Dan Sugalski <[EMAIL PROTECTED]> wrote:
> At 9:15 PM +0100 11/23/04, Leopold Toetsch wrote:
>>Below inline/attached are some thoughts WRT the subject.
>>
>>leo
>>
>>
>>Lexicals, continuations, and register allocation
>>
>>1) Recent discussions have shown that we obviously can't handle all
>>the side effects of continuations correctly. Reusing preserved
>>(non-volatile) registers after a call isn't possible any more, due to
>>loops in the CFG a continuation might create.

> I admit, I've been watching the discussion and I just don't
> understand why there's a problem.

> So far as I can tell there are two cases here:

> 1) A return continuation

> 2) A regular continuation

> We've already established that a return continuation preserves the
> top half of the registers (though I think that's not been clear) so
> there's just no problem there --

That term "preserves" needs some more clarification. Some months ago we
used the "savetop" / "restoretop" opcodes. They made a copy of half of
the register frame and restored it on return. The caller and the
subroutine did executed in the registers inside the interpreter
structure. We decided to give up this scheme in favour of the indirect
register addressing.

Now we have a new register frame, where a subroutine is executing.
Returning from the subroutine returns to the other register frame, which
of course means that the registers are preserved, because the subroutine
executed in a freshly allocated and of course different register frame.

> ... at the point a return continuation
> returns, [IPSN]16-31 will be as they were when the return
> continuation was created. Which, in practice, makes the I and N
> registers useless for variables like loop counters, though fine for
> constants (both real and effective)

Huh? You are now back with register copying? With the additional "benefit"
that we can't use integer loop counters anymore? Sorry, I can't believe
that you are proposing such a broken usage of (return) continuations.

> N.B. that this is an issue that only affects the PIR register
> allocator

Yes. That is what we are discussing since weeks.

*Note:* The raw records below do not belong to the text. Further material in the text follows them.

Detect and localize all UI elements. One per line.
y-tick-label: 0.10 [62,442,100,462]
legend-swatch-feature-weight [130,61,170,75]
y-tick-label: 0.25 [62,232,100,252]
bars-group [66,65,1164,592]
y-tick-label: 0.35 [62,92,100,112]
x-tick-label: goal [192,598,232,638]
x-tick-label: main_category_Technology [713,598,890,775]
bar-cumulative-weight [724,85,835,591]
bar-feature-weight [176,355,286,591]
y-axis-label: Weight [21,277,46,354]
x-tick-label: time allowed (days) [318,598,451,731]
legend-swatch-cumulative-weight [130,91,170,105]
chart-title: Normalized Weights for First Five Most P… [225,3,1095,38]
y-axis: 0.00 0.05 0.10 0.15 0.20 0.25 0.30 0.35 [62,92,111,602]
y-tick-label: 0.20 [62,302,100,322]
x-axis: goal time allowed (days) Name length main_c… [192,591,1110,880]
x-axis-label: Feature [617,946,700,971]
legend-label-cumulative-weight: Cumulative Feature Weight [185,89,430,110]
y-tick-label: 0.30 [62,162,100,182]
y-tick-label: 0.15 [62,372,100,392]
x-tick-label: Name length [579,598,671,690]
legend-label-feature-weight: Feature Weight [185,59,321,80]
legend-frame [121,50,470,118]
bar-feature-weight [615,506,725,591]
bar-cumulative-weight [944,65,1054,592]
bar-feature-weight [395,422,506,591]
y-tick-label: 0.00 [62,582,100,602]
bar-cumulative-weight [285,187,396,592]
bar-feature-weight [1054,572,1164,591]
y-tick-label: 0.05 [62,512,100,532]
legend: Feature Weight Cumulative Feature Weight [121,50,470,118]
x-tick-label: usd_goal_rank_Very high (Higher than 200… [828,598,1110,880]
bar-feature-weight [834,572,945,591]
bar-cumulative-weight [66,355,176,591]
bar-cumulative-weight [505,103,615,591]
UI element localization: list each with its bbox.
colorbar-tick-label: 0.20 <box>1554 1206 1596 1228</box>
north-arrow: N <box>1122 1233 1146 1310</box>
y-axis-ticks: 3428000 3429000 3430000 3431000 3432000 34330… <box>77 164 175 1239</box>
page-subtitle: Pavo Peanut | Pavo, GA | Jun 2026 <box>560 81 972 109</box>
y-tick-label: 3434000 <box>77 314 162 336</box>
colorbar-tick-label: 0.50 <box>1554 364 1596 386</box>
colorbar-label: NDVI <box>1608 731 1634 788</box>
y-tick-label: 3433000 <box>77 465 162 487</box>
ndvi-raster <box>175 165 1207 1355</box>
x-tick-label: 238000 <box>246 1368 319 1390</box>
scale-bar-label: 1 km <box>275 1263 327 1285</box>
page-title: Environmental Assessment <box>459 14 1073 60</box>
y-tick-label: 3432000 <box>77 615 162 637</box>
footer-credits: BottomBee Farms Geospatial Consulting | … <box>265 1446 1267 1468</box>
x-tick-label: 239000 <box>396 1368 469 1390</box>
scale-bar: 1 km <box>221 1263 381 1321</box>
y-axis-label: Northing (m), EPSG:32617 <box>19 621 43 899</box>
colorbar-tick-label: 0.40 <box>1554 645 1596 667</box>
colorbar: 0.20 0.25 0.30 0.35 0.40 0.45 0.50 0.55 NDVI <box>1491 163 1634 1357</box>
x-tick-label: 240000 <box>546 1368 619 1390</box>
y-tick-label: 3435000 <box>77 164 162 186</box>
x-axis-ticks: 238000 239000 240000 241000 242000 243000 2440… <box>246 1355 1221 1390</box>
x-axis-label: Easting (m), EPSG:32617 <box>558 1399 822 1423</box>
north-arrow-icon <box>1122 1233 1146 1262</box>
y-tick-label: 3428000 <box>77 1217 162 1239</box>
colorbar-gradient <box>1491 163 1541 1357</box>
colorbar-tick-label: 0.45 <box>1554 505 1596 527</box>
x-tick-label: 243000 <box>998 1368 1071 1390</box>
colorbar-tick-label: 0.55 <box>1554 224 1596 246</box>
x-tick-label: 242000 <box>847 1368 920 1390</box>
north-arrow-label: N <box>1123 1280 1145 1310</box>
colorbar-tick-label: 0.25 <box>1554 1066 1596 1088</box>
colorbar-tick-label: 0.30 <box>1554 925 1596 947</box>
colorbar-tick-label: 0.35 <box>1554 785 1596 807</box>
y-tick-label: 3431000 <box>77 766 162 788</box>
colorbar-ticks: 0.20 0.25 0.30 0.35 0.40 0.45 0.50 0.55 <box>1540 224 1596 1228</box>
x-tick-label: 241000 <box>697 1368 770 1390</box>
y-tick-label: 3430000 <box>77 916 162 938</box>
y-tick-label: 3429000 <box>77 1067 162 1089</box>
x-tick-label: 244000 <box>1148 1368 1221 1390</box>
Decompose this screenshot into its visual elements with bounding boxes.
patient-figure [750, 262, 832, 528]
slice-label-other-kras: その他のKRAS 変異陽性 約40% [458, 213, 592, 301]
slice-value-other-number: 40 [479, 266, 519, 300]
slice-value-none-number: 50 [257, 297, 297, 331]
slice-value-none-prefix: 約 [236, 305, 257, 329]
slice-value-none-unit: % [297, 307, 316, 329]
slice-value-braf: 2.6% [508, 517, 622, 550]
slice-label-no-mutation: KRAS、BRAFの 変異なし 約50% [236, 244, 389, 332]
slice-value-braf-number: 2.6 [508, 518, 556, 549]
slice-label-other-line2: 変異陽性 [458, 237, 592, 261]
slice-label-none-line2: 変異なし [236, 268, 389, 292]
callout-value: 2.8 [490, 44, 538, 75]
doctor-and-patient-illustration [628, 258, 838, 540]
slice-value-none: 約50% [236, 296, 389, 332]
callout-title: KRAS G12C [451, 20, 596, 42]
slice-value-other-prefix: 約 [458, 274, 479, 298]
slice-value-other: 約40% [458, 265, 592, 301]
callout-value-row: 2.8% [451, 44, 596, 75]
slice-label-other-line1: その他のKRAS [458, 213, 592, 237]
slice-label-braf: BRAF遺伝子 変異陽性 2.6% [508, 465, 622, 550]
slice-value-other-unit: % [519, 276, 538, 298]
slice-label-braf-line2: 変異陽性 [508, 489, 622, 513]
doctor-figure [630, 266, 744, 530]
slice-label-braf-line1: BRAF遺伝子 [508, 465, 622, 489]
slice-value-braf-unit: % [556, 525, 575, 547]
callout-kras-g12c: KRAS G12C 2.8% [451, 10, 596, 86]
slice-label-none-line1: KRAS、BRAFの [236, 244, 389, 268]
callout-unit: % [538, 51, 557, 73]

>>There are two proposed, accepted but undesirable work arounds:
>>a) don't reuse registers - drawback spilling
>>b) refetch all from lexicals - drawback execution time

> Before I comment on this one, I want to double-check -- you're
> proposing tossing the pads and going with a variable-sized register
> frame, yes?

Yes. The data storage of one pad nesting is one register frame. The
lexicals in the top pad are reachable directly as registers. Lexicals in
outer pads still need fetching by the fetch_lex opcode.

R0..R15 are used as now, R16 .. Rn are preserved registers and lexicals.
This scheme BTW supports also Perl6 natural types as lexicals.